Whatever your reason for choosing Ethiopia, you will not be disappointed. This country will make you feel things you haven’t felt in a while. Now repeat after me: ameseghinalehu
What you should know before you go:
• Do your homework before the time and read up extensively, this county is not for everyone, but very rewarding. And do try and join a reputable operator like G-Adventures with years of experience.
• Females need to cover their hair with scarfs before entering any of the holy sites, and men should remove their hats, you will also have to remove your shoes every time.
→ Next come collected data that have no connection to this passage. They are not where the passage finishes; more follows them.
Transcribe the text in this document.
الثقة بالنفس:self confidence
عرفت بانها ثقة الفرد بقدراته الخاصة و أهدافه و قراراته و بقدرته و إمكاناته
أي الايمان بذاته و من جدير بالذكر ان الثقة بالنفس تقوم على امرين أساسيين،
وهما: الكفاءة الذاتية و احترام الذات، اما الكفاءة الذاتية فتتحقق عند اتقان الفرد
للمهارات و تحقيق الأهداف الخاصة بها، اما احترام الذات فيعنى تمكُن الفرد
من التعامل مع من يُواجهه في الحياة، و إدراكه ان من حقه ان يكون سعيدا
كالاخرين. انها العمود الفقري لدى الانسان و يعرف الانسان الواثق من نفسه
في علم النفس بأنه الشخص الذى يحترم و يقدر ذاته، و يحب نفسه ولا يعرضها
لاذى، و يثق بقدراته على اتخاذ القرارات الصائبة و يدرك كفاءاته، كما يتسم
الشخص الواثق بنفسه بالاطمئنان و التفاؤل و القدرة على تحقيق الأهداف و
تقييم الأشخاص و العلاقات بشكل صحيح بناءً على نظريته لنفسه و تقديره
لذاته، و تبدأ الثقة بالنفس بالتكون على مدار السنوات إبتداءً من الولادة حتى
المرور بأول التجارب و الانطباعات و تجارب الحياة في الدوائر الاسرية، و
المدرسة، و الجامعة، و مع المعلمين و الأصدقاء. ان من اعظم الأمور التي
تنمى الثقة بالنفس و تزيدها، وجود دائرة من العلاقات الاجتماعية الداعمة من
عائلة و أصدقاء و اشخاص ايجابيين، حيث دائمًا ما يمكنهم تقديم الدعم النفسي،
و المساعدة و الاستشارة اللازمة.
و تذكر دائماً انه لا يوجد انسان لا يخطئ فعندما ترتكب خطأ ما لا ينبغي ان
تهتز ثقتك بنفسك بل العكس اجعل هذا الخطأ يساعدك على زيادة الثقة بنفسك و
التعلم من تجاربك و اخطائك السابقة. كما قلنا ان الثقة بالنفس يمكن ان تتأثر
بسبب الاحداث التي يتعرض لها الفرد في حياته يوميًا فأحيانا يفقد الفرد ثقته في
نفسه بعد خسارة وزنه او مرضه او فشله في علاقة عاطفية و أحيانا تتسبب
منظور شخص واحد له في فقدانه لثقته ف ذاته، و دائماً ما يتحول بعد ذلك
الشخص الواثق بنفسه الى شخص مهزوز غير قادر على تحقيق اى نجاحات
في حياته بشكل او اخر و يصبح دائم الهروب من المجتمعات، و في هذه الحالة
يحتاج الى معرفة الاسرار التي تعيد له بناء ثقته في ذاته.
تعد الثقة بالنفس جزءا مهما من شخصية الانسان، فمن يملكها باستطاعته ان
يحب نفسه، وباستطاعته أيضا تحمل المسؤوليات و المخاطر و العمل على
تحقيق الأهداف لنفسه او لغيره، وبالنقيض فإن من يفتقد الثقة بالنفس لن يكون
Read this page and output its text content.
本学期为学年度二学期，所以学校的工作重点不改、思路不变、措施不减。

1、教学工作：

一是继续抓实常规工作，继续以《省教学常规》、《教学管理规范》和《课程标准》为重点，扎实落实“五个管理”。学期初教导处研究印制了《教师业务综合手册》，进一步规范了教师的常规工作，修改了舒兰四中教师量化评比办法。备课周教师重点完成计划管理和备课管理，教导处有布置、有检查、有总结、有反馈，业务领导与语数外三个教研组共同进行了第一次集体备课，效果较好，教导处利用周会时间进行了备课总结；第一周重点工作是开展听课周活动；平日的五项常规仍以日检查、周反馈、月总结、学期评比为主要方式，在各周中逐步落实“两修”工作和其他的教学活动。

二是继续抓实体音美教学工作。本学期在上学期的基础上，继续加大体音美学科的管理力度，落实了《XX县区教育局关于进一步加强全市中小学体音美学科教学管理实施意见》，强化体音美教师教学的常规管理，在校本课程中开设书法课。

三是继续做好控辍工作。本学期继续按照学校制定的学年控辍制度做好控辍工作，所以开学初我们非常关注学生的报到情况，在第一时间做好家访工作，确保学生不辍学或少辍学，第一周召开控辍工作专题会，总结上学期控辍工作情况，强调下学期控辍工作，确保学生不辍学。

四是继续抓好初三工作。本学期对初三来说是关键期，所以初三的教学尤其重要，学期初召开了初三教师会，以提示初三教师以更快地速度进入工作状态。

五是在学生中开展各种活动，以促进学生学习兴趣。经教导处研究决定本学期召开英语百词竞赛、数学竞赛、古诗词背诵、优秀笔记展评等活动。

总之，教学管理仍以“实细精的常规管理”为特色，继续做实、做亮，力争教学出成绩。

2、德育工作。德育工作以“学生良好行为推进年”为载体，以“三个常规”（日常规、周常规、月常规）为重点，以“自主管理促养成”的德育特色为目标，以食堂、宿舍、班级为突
The Ethiopian Orthodox Church is highly religious.
• Do not give ANY handouts to anyone begging (as per the tour guides and travel literature), this country is still very poor after the horrible Derg-period as recent as 1974-1991, it will just encourage this behaviour more and more. Parents even keep their kids out of school just to beg.
• The currency used is the Ethiopian Birr and the conversion gives you 2 Birr for 1 Rand. But do get rid of it before coming back home, because you will not be able to exchange it anywhere.
• South Africans do need visas for Ethiopia, it is advisable to apply online before the time for an e-Visa, and it makes it so much easier and faster on that side.
• Ethiopian Airlines offers a couple of direct flights to Addis Ababa daily.
• Make sure you check all health precautions with a travel clinic before leaving.
• A simple dish will cost you about 200 Birr and a delicious local beer starts at around 30 Birr.
• Do negotiate, because they like charging Faranji-rates (for foreigners).